Amerika açısından bu doktrin değişikliğinin başlangıcı,Arap baharı ve Mısır hayal kırıklığına bağlanabilir. Türkiye Osmanlı’dan bu yana Batı-Doğu arasında bir uygarlık geçiş ülkesiydi. Bugünkü Türkiye’nin farklı ve bağımsız tavrı da bu denklemi bozan diğer bir husus oldu. Tabi Amerika’da eğitim gören Mursi, Ladin ailesi gibi aydınların da, ayrılınca kendi ülkelerinde sürpriz bir şekilde farklı tavırlar sergilemeleri de Amerikan karar alıcıları açısından ayrı bir hayal kırıklığı oldu. Amerikan politikası, ayrıca demokratik temsil talep eden yeni ezilen ve İslami kimliği savunan sınıfların, iktidarda radikalleşip, kaynakları tekelleştirdiklerine inandı. Siyasal İslam’ın sınıfta kaldığı kabul edildi. Böyle bir demokratikleşme projesinin çok yüksek ekonomik ve sosyal maliyeti, kendilerini eski politikalara yönlendirdi. 

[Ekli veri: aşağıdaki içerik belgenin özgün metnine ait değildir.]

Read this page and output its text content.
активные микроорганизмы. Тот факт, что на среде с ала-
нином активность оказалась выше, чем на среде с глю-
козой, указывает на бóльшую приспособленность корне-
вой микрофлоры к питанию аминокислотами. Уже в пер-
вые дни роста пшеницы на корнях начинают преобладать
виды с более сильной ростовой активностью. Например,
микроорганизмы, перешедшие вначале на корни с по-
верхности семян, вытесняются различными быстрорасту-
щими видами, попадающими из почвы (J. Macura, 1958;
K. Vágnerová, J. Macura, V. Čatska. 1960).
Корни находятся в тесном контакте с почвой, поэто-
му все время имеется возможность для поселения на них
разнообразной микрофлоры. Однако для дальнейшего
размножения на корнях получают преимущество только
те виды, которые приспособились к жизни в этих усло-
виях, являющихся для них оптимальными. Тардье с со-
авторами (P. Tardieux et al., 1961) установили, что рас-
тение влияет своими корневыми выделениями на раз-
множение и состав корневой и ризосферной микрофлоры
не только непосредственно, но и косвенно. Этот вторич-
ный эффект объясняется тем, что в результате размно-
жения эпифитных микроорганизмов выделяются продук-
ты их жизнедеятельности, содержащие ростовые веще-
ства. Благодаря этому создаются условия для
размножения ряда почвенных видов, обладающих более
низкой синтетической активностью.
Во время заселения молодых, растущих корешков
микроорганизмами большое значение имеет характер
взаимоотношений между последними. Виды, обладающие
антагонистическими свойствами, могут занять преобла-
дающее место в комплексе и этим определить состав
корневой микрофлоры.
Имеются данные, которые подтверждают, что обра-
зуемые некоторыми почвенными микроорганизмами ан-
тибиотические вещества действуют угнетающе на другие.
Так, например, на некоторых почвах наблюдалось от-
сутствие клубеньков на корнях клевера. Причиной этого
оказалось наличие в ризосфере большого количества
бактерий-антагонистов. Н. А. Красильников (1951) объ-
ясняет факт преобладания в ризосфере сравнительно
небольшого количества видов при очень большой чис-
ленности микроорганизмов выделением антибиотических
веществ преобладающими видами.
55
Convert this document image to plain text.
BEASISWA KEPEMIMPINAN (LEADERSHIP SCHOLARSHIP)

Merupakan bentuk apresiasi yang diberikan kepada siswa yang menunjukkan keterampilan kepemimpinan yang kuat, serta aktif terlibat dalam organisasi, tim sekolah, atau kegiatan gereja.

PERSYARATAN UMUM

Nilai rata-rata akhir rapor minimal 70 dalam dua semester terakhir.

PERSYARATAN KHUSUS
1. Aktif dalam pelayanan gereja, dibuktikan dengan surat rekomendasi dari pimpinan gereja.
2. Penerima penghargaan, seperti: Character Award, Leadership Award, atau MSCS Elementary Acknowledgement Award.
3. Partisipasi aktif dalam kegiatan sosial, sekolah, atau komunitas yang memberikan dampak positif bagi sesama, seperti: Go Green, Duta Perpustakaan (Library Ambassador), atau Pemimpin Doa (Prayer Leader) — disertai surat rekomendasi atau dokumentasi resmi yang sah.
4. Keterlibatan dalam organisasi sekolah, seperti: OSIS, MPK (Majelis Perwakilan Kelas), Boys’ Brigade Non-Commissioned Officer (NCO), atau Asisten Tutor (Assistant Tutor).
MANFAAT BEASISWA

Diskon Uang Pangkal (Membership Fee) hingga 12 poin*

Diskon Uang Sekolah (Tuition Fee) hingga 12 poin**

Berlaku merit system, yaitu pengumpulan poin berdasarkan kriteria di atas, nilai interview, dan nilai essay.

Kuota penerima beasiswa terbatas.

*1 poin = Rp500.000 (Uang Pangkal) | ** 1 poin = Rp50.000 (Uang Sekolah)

Yeni aktörler zaten seküler olan eski sistemin orta sınıfları ve devletsiz Kürtlerdi. Siyasal İslam’ın yüksek maliyeti ile uğraşmaktansa, bu aktörlerin ön planda olması daha tercih edilebilirdi. Amerika’nın radikalizmi ve selefizmi ihraç eden Arap şeyhlerine tolerans göstermesi, enerji yollarının ve Dolar’ın güvenliği pragmatik politikaları ile açıklanabilir. Ortadoğu’nun Amerika açısından uzun vadede enerji güzergahının güvenliği , İŞİD tehdidi ve Rusya rekabeti  açısından önemi şimdilik devam ediyor. Enerji maliyetleri bakımından uzun vadede Amerika için kaya gazının uygun maliyetleri daha cazip durmakta. Çin’deki dolar rezervleri Arabistan’a, doların güvenliği için alternatif olmakta. Bu nedenlerle yoğunluklarını daha çok Güneydoğu Asya politikalarına kaydırmış durumdalar. Bu da doktrin değişikliğinde başka bir nedeni teşkil edebilir. Küresel düzende, kısa vadeli çıkar odaklı politikaların,sadece siyasal olumsuz sonuçları çıkmıyor. Bugünkü yüzeysel politikaların aktif radikalizmi tasfiye edemeyeceği açıktır. Tam tersine geleneksel İslam ve siyasal İslam selefi eylemcilerin  ilgi alanına girmektedir.  Bu açılardan Batı ve İslam’ın bir arada çatışmadan yaşayabilmesinin koşullarını tekrar değerlendirmemiz ve ortak bir kararlılığı ortaya koymak zorundayız.